Being the "middle man" in relationships to be sucks as well. I mean, I'm sick and tired of me liking A, A liking B, A telling me that A likes B, and me talking to B to see if he likes A, which after several conversations, would lead to the relationship between A and B. Imagine, the girl likes the guy. Through the buddy, the girl meets me, the middle man. The middle man likes the girl, and the girl finds out that the middle man knows the guy. The buddy is not cool with the girl the way the middle man became cool with her (for obvious reasons.) So the girl then admits she has a crush on the guy, which ticked me off slow-ly. Then later, she decides to ask the guy out, through the middle man (which is me!) What she finds out is that the guy is so cool and that the girl and the guy have one thing in common: the buddy annoys them. A lot. It led up to today, where they all go to the movies after two hours of unexpected planning. I (the middle man), having done my job in setting the stage, do not partake in the festivities (personal responsibilities, work the very next day, conflicts of interest... you choose your pick), awaiting the results next Tuesday.

Damn, I hate being the middle man.
And this is not the first time this happened either. For the sake of friendships, I will not belt out the people I've had this problem with. But I will say that they'll never know it was a problem. In fact, I'll go so far as to say that they knew all along, and probably have just used me to get what they wanted. But they'll never know that I know they knew.

Interesting that I speak of it, because I'm in another situation, one of those "do favors for the girl you like" situations. I never admitted to myself I like this particular woman in question. But I guess my attraction to her has always been there. In any case, we talk, and talk, and I've noticed she's very smart. But sassy. I didn't like that sassy vibe she keeps rubbing on me everyday. I've ignored it for a time, but now, it's become an annoyance. This situation escalated to Thursday, where I noticed it was getting nowhere, and fast. No sooner did I realize that there was no chance of a relationship happening, I found myself asking "What the hell am I doing?" and became determined to stop being a suck-up to her. The kliq says the feelings will pass when I see her on Monday; that all will be back to normal, and I'll still be attracted to her. But, there are certain things I can tell. And a dead end is one of them.

Did I say I was against the war? I did? Okay...
I finally got the new Rupee CD, which is off the charts. But every time I get what I originally want, something new always comes up, like Star Trek III: The Search for Spock Special Edition DVD; Spiderman DVD, new remix dancehall CD's, to name a few. Good thing I'm working again. Wait, didn't I say I had to pay bills? Aye, yae yae!!

I continue to learn Photoshop, and all it's cool plugin extras. As I explore my options, I find that Photoshop may be the only stop I need to make for all my graphics needs. At least this is one area Microsoft has yet to dominate in.

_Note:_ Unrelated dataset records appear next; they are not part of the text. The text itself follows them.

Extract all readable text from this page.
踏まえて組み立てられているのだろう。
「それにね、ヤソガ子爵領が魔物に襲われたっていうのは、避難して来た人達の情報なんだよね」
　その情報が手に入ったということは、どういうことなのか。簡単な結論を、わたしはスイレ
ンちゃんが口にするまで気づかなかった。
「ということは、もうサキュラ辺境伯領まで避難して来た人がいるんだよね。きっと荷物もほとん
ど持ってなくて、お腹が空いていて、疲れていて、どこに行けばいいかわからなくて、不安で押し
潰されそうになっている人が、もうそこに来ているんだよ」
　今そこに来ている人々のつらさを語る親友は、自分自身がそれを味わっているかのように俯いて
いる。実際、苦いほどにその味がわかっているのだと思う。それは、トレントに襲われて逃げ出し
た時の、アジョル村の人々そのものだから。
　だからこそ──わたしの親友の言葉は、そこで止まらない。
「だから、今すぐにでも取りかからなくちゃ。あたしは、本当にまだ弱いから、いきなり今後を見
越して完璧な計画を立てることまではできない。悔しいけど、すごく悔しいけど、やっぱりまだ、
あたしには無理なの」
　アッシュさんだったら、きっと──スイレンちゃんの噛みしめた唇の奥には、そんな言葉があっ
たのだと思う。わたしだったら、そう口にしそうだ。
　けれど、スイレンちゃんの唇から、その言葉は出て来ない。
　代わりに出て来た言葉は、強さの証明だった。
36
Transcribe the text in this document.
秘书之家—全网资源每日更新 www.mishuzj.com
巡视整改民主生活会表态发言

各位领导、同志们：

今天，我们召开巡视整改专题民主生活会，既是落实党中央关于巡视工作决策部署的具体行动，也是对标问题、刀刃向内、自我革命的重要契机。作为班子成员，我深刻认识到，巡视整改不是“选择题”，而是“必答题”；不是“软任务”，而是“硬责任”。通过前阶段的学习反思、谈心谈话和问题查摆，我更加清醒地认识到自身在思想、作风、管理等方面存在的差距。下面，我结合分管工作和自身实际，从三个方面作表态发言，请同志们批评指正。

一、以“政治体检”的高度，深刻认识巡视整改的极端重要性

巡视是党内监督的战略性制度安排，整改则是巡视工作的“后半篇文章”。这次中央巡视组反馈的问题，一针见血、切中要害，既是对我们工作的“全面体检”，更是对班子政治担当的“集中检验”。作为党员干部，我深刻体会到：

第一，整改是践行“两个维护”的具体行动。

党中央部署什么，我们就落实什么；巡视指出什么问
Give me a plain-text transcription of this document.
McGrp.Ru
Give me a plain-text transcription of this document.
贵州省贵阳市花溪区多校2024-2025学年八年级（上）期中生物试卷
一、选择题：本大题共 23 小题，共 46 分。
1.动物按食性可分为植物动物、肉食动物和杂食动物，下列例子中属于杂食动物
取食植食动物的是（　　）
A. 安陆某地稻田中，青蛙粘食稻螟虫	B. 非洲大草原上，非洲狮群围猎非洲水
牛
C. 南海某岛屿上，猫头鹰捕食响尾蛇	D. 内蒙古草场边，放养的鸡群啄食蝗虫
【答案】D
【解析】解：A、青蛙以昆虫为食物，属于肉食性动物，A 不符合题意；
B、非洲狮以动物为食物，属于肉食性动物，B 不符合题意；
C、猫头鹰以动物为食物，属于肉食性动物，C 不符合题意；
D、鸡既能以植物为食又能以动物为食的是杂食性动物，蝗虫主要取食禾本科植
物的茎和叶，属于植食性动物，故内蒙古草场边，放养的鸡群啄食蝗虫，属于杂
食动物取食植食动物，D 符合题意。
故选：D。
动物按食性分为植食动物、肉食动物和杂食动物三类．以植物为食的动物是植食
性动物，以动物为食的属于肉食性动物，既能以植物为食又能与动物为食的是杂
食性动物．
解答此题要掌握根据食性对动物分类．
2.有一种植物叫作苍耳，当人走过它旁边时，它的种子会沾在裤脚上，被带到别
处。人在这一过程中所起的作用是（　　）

Right now, I am the combination of used, confused, vexed, depressed, wired and tired. I've been through too much already. And the semester barely got two months off the ground. Even the Rochester Jabroni's doing better. I mean, what's left to say? Out of my four classes this semester, only one teacher amuses me, and she's Russian. I can't really think of much to say...

... hopefully Saturday will be much better.

And that's my 36 cents. If you felt at anytime you were robbed 12 cents, then I can only promise that tomorrow might get better.